The issue was in our requires_grad analysis, we assumed that a loop output and loop input would converge to both requiring grad or not requiring it.

In the test example

    def test_requires_grad_loop(self):
        @torch.jit.script
        def test(x, y, z):
            # type: (Tensor, Tensor, int) -> Tensor
            for _ in range(z):
                x = y
            return x

The loop input is the value of x when we enter the loop and the output is the value of x when we exit. If x requires grad but y doesn't, then the loop input will require grad but the loop output won't.

This was triggered in your example (iirc) because we set d_input to require grad on the input to the loop but not when it exited (since torch.max returns an integral tensor which can't require grad).

If you set d_input to not require grad before the loop i think the error would no longer happen.

[hhsecond]

Great, thanks a lot for the explanation. I did try with torch.no_grad() but apparently, we can't do that inside the JIT yet. I haven't tried .required_grad=True.

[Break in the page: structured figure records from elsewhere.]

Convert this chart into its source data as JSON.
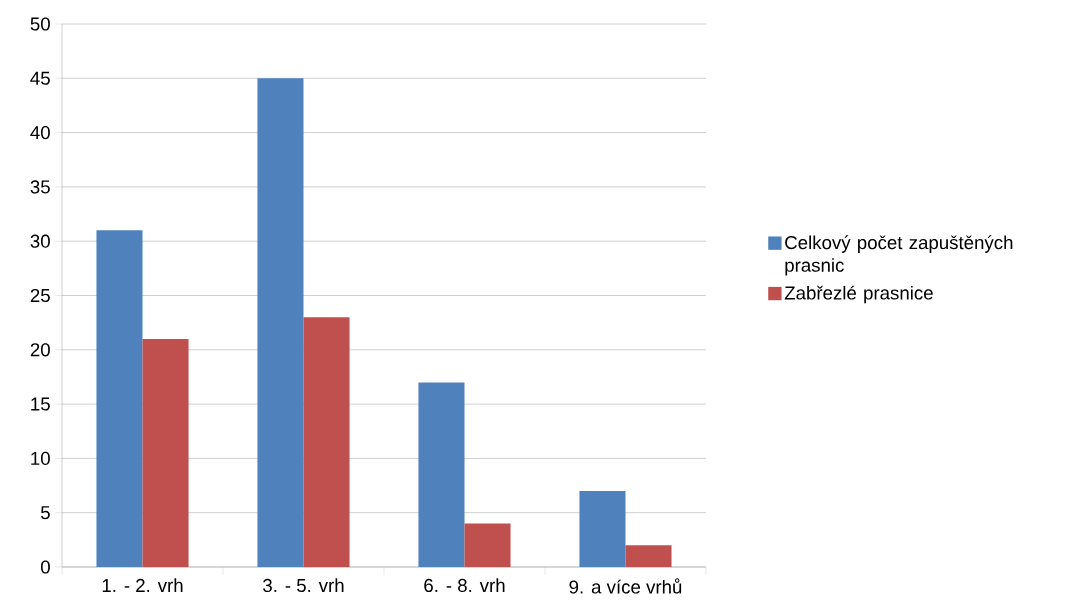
{
  "chart_data": {
    "type": "bar",
    "categories": [
      "1. - 2. vrh",
      "3. - 5. vrh",
      "6. - 8. vrh",
      "9. a více vrhů"
    ],
    "series": [
      {
        "name": "Celkový počet zapuštěných prasnic",
        "color": "#4f81bd",
        "values": [
          31,
          45,
          17,
          7
        ]
      },
      {
        "name": "Zabřezlé prasnice",
        "color": "#c0504d",
        "values": [
          21,
          23,
          4,
          2
        ]
      }
    ],
    "ylim": [
      0,
      50
    ],
    "yticks": [
      0,
      5,
      10,
      15,
      20,
      25,
      30,
      35,
      40,
      45,
      50
    ],
    "grid": "y",
    "legend": "right"
  }
}
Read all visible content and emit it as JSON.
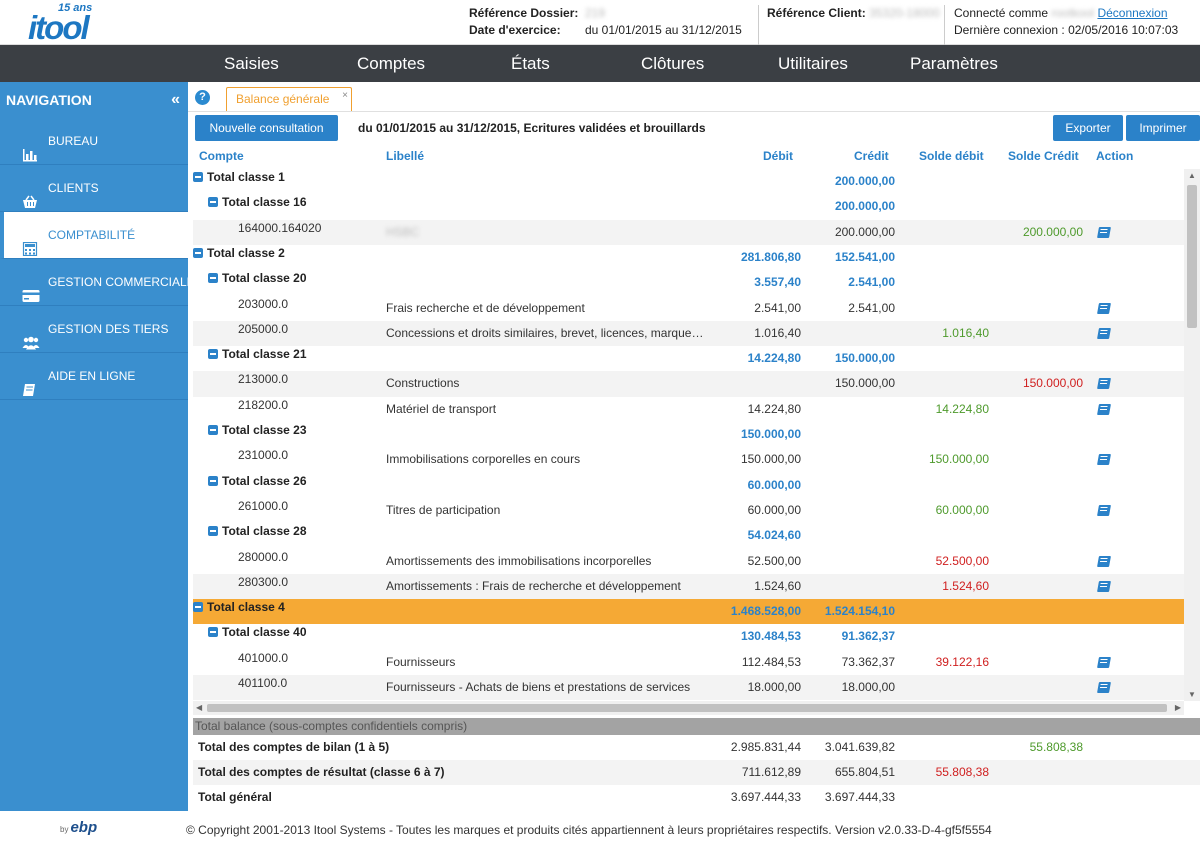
{
  "header": {
    "logo_badge": "15 ans",
    "logo_text": "itool",
    "ref_dossier_label": "Référence Dossier:",
    "ref_dossier_value": "219",
    "date_exercice_label": "Date d'exercice:",
    "date_exercice_value": "du 01/01/2015 au 31/12/2015",
    "ref_client_label": "Référence Client:",
    "ref_client_value": "35320-18000",
    "connected_label": "Connecté comme",
    "connected_user": "rootkool",
    "logout": "Déconnexion",
    "last_login": "Dernière connexion : 02/05/2016 10:07:03"
  },
  "topnav": [
    "Saisies",
    "Comptes",
    "États",
    "Clôtures",
    "Utilitaires",
    "Paramètres"
  ],
  "sidebar": {
    "title": "NAVIGATION",
    "collapse_icon": "«",
    "items": [
      {
        "label": "BUREAU",
        "icon": "bar-chart-icon"
      },
      {
        "label": "CLIENTS",
        "icon": "basket-icon"
      },
      {
        "label": "COMPTABILITÉ",
        "icon": "calculator-icon"
      },
      {
        "label": "GESTION COMMERCIALE",
        "icon": "credit-card-icon"
      },
      {
        "label": "GESTION DES TIERS",
        "icon": "users-icon"
      },
      {
        "label": "AIDE EN LIGNE",
        "icon": "book-icon"
      }
    ]
  },
  "tab": {
    "label": "Balance générale",
    "close": "×"
  },
  "toolbar": {
    "new_query": "Nouvelle consultation",
    "period": "du 01/01/2015 au 31/12/2015, Ecritures validées et brouillards",
    "export": "Exporter",
    "print": "Imprimer"
  },
  "columns": [
    "Compte",
    "Libellé",
    "Débit",
    "Crédit",
    "Solde débit",
    "Solde Crédit",
    "Action"
  ],
  "rows": [
    {
      "lvl": 1,
      "compte": "Total classe 1",
      "libelle": "",
      "debit": "",
      "credit": "200.000,00",
      "sd": "",
      "sc": "",
      "action": false
    },
    {
      "lvl": 2,
      "compte": "Total classe 16",
      "libelle": "",
      "debit": "",
      "credit": "200.000,00",
      "sd": "",
      "sc": "",
      "action": false
    },
    {
      "lvl": 3,
      "compte": "164000.164020",
      "libelle": "HSBC",
      "debit": "",
      "credit": "200.000,00",
      "sd": "",
      "sc": "200.000,00",
      "action": true
    },
    {
      "lvl": 1,
      "compte": "Total classe 2",
      "libelle": "",
      "debit": "281.806,80",
      "credit": "152.541,00",
      "sd": "",
      "sc": "",
      "action": false
    },
    {
      "lvl": 2,
      "compte": "Total classe 20",
      "libelle": "",
      "debit": "3.557,40",
      "credit": "2.541,00",
      "sd": "",
      "sc": "",
      "action": false
    },
    {
      "lvl": 3,
      "compte": "203000.0",
      "libelle": "Frais recherche et de développement",
      "debit": "2.541,00",
      "credit": "2.541,00",
      "sd": "",
      "sc": "",
      "action": true
    },
    {
      "lvl": 3,
      "compte": "205000.0",
      "libelle": "Concessions et droits similaires, brevet, licences, marque…",
      "debit": "1.016,40",
      "credit": "",
      "sd": "1.016,40",
      "sc": "",
      "action": true
    },
    {
      "lvl": 2,
      "compte": "Total classe 21",
      "libelle": "",
      "debit": "14.224,80",
      "credit": "150.000,00",
      "sd": "",
      "sc": "",
      "action": false
    },
    {
      "lvl": 3,
      "compte": "213000.0",
      "libelle": "Constructions",
      "debit": "",
      "credit": "150.000,00",
      "sd": "",
      "sc": "150.000,00",
      "sc_red": true,
      "action": true
    },
    {
      "lvl": 3,
      "compte": "218200.0",
      "libelle": "Matériel de transport",
      "debit": "14.224,80",
      "credit": "",
      "sd": "14.224,80",
      "sc": "",
      "action": true
    },
    {
      "lvl": 2,
      "compte": "Total classe 23",
      "libelle": "",
      "debit": "150.000,00",
      "credit": "",
      "sd": "",
      "sc": "",
      "action": false
    },
    {
      "lvl": 3,
      "compte": "231000.0",
      "libelle": "Immobilisations corporelles en cours",
      "debit": "150.000,00",
      "credit": "",
      "sd": "150.000,00",
      "sc": "",
      "action": true
    },
    {
      "lvl": 2,
      "compte": "Total classe 26",
      "libelle": "",
      "debit": "60.000,00",
      "credit": "",
      "sd": "",
      "sc": "",
      "action": false
    },
    {
      "lvl": 3,
      "compte": "261000.0",
      "libelle": "Titres de participation",
      "debit": "60.000,00",
      "credit": "",
      "sd": "60.000,00",
      "sc": "",
      "action": true
    },
    {
      "lvl": 2,
      "compte": "Total classe 28",
      "libelle": "",
      "debit": "54.024,60",
      "credit": "",
      "sd": "",
      "sc": "",
      "action": false
    },
    {
      "lvl": 3,
      "compte": "280000.0",
      "libelle": "Amortissements des immobilisations incorporelles",
      "debit": "52.500,00",
      "credit": "",
      "sd": "52.500,00",
      "sd_red": true,
      "sc": "",
      "action": true
    },
    {
      "lvl": 3,
      "compte": "280300.0",
      "libelle": "Amortissements : Frais de recherche et développement",
      "debit": "1.524,60",
      "credit": "",
      "sd": "1.524,60",
      "sd_red": true,
      "sc": "",
      "action": true
    },
    {
      "lvl": 1,
      "compte": "Total classe 4",
      "libelle": "",
      "debit": "1.468.528,00",
      "credit": "1.524.154,10",
      "sd": "",
      "sc": "",
      "action": false,
      "selected": true
    },
    {
      "lvl": 2,
      "compte": "Total classe 40",
      "libelle": "",
      "debit": "130.484,53",
      "credit": "91.362,37",
      "sd": "",
      "sc": "",
      "action": false
    },
    {
      "lvl": 3,
      "compte": "401000.0",
      "libelle": "Fournisseurs",
      "debit": "112.484,53",
      "credit": "73.362,37",
      "sd": "39.122,16",
      "sd_red": true,
      "sc": "",
      "action": true
    },
    {
      "lvl": 3,
      "compte": "401100.0",
      "libelle": "Fournisseurs - Achats de biens et prestations de services",
      "debit": "18.000,00",
      "credit": "18.000,00",
      "sd": "",
      "sc": "",
      "action": true
    }
  ],
  "totals": {
    "bar": "Total balance (sous-comptes confidentiels compris)",
    "rows": [
      {
        "label": "Total des comptes de bilan (1 à 5)",
        "debit": "2.985.831,44",
        "credit": "3.041.639,82",
        "sd": "",
        "sc": "55.808,38"
      },
      {
        "label": "Total des comptes de résultat (classe 6 à 7)",
        "debit": "711.612,89",
        "credit": "655.804,51",
        "sd": "55.808,38",
        "sc": ""
      },
      {
        "label": "Total général",
        "debit": "3.697.444,33",
        "credit": "3.697.444,33",
        "sd": "",
        "sc": ""
      }
    ]
  },
  "footer": {
    "by": "by",
    "ebp": "ebp",
    "copyright": "© Copyright 2001-2013 Itool Systems - Toutes les marques et produits cités appartiennent à leurs propriétaires respectifs. Version v2.0.33-D-4-gf5f5554"
  }
}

Will give it a shot.

[hhsecond]

Hi @eellison, I tried making requires_grad=False but apparently Aten::ones don't understand that keyword argument and raised keyword argument requires_grad unknown. I guess your fix is the only way to go then!

[eellison]

@hhsecond you can also try .detach(), I think that would work.

[hhsecond]

@eellison So I think we got misled a bit. d_input is by default requires_grad=False on the creation itself. The return value from the encoder and decoder has requires_grad=True. I tried detaching them and did not work.